Mom knocked on my door and then opened it.

“You’re already in,” I said, yawning. At some point, I had fallen asleep, record sleeves and books all around me.

“In bed already?”

“Incarceration is exhausting,” I said, popping my arms out of the covers. “What did you bring me?”

“Chocolate chocolate chip or toffee swirl?” she said, taking ice cream out of a bag. Anytime she punished me, which wasn’t often, she always showed up a few hours later with ice cream. Two pints, one conscience, cleared.

“Chocolate,” I said. “I think I’m supposed to be giving you the silent treatment, though.”

“And you will,” she said, handing me a pint. “It’s hard to talk with ice cream in your mouth. Scoot over.”

Mom climbed into bed with me like she had for the first few weeks after Dad left. I’m sure it was supposed to be the other way around—me coming to her—but she always beat me to it, curling up behind me. Jeans brushing pajama legs. Her sobs never as soft as she thought they were.

“You told the principal you were a sleepwalker?”

We sat side by side, legs out, backs propped on pillows.

“It seemed brilliant at the time,” I said. “I didn’t think about having to get a doctor’s note. Or the fact they would eventually figure out your work number.”

Mom scooted closer so that her leg touched mine.
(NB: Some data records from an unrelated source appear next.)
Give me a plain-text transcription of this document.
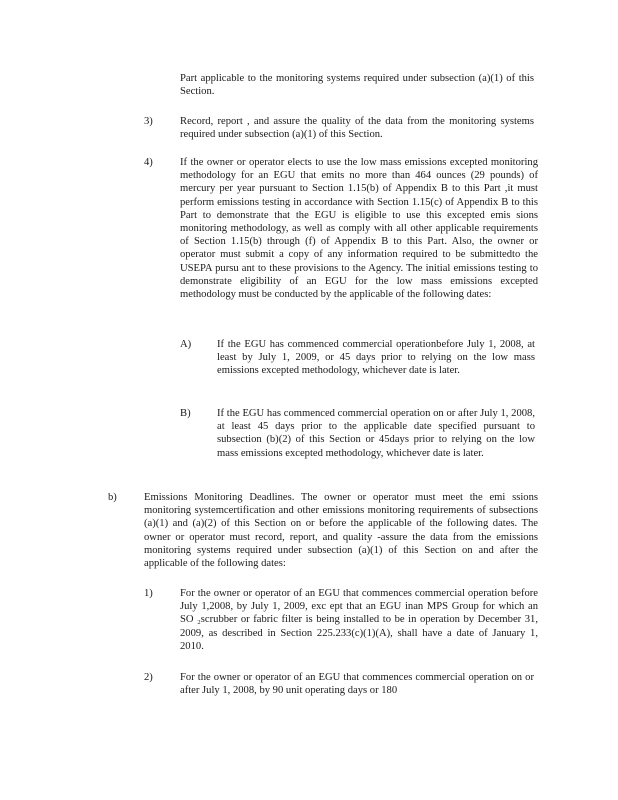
Part applicable to the monitoring systems required under subsection (a)(1) of this Section.

3)	Record, report , and assure the quality of the data from the monitoring systems required under subsection (a)(1) of this Section.

4)	If the owner or operator elects to use the low mass emissions excepted monitoring methodology for an EGU that emits no more than 464 ounces (29 pounds) of mercury per year pursuant to Section 1.15(b) of Appendix B to this Part ,it must perform emissions testing in accordance with Section 1.15(c) of Appendix B to this Part to demonstrate that the EGU is eligible to use this excepted emis sions monitoring methodology, as well as comply with all other applicable requirements of Section 1.15(b) through (f) of Appendix B to this Part. Also, the owner or operator must submit a copy of any information required to be submittedto the USEPA pursu ant to these provisions to the Agency. The initial emissions testing to demonstrate eligibility of an EGU for the low mass emissions excepted methodology must be conducted by the applicable of the following dates:

A) If the EGU has commenced commercial operationbefore July 1, 2008, at least by July 1, 2009, or 45 days prior to relying on the low mass emissions excepted methodology, whichever date is later.

B) If the EGU has commenced commercial operation on or after July 1, 2008, at least 45 days prior to the applicable date specified pursuant to subsection (b)(2) of this Section or 45days prior to relying on the low mass emissions excepted methodology, whichever date is later.

b)	Emissions Monitoring Deadlines. The owner or operator must meet the emi ssions monitoring systemcertification and other emissions monitoring requirements of subsections (a)(1) and (a)(2) of this Section on or before the applicable of the following dates. The owner or operator must record, report, and quality -assure the data from the emissions monitoring systems required under subsection (a)(1) of this Section on and after the applicable of the following dates:

1)	For the owner or operator of an EGU that commences commercial operation before July 1,2008, by July 1, 2009, exc ept that an EGU inan MPS Group for which an SO ₂scrubber or fabric filter is being installed to be in operation by December 31, 2009, as described in Section 225.233(c)(1)(A), shall have a date of January 1, 2010.

2)	For the owner or operator of an EGU that commences commercial operation on or after July 1, 2008, by 90 unit operating days or 180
“Quite the elaborate plan,” she said. “You must really like it here.”

“I do,” I said. And then I looked at her, really looked at her, for the first time all night. “Don’t you?”
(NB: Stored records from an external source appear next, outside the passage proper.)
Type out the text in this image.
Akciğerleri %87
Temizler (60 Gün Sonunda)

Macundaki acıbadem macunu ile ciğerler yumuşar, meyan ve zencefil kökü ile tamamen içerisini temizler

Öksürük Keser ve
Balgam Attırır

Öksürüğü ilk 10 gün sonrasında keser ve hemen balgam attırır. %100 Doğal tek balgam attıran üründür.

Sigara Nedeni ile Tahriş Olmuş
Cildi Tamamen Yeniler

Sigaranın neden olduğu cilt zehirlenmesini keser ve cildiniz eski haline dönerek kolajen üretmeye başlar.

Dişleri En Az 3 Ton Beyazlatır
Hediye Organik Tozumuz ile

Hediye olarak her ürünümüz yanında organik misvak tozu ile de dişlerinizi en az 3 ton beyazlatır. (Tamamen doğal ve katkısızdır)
She licked ice cream off her spoon. “I like that you have a friend.”

“So we’ll figure it out?”

“For now,” she said, her words like storm clouds, gathering. “There’s one condition, though,” she said. “Lie for your safety, if you have to, but don’t lie to me.”

She had no idea those were one and the same. One mention of my shaman panda and the car would have been packed by morning, the three of us hundreds of miles away by noon.

“Okay,” I said. “But I have a condition, too. I need you to tell me what was wrong with Dad.”

“Nothing was wrong,” she said. “He had an overactive imagination, just like you do. The facts haven’t changed.”

“But I’ve changed,” I said. “I’m older. Maybe I’ll hear things differently.”

“Not tonight,” Mom said. “I can’t take any more pain right now.”

Neither could I, I thought. Pain was having a crush that would never happen. Pain was being broken and not knowing how to fix it.

“So tell me something else,” I said. And even though I knew the story, I asked for it, anyway. “Tell me how you and Dad met.”

Mom put the lid on her ice cream and set it, along with the spoon, on my nightstand. I was eating mine slowly, letting the chocolate chips melt on my tongue before spooning more in.

“We met at NYU,” Mom said. She was using her dreamy voice. “Your dad was studying physics, I was studying modern dance, and he showed up at my class every day for a month, trying to join the troupe. Just to be close to me.”

“But he didn’t dance,” I said, which I knew. He had like a hundred left feet.

“But he kept showing up,” Mom said. “After a while, the teacher was so enamored with him, she made him an understudy. He never performed, not once, but he didn’t care.”

“Because you were there,” I said, thinking about Drew. Wondering if he’d text before Monday, even if I couldn’t read it.

“Yes, but I ignored him,” Mom said. “The difference was, your father never gave up. And after a few months of strawberry-ginseng-banana smoothies, I fell in love.”

“That smoothie sounds like the opposite of love to me.”

“It was the eighties,” Mom said, laughing. “We all drank that stuff. Besides, things like that don’t matter when you’re in love. You’ll see.”

I wondered if I was going to be seeing anytime soon. I handed her my ice cream and sank deeper into the bed, pulling the covers up to my chin.

“Most of the time I hate him,” I said, thinking about Dad. But I couldn’t help thinking about other things, like Sunday mornings and the crossword puzzle, the way I hung on to their banter like air, words flying back and forth, kisses in between. I ate cereal until I popped, just so I could stay in the room with them.

“But sometimes you miss him.” Mom smoothed the hair off my face. “That’s okay,” she said, voice shaking. “Sometimes I miss him, too.”

She leaned in, kissed my forehead, and a tear dropped onto my face. I told myself it wasn’t my fault she was sad, that she got there on her own, but I knew it wasn’t true. Dad put both of us there, whether he meant to or not.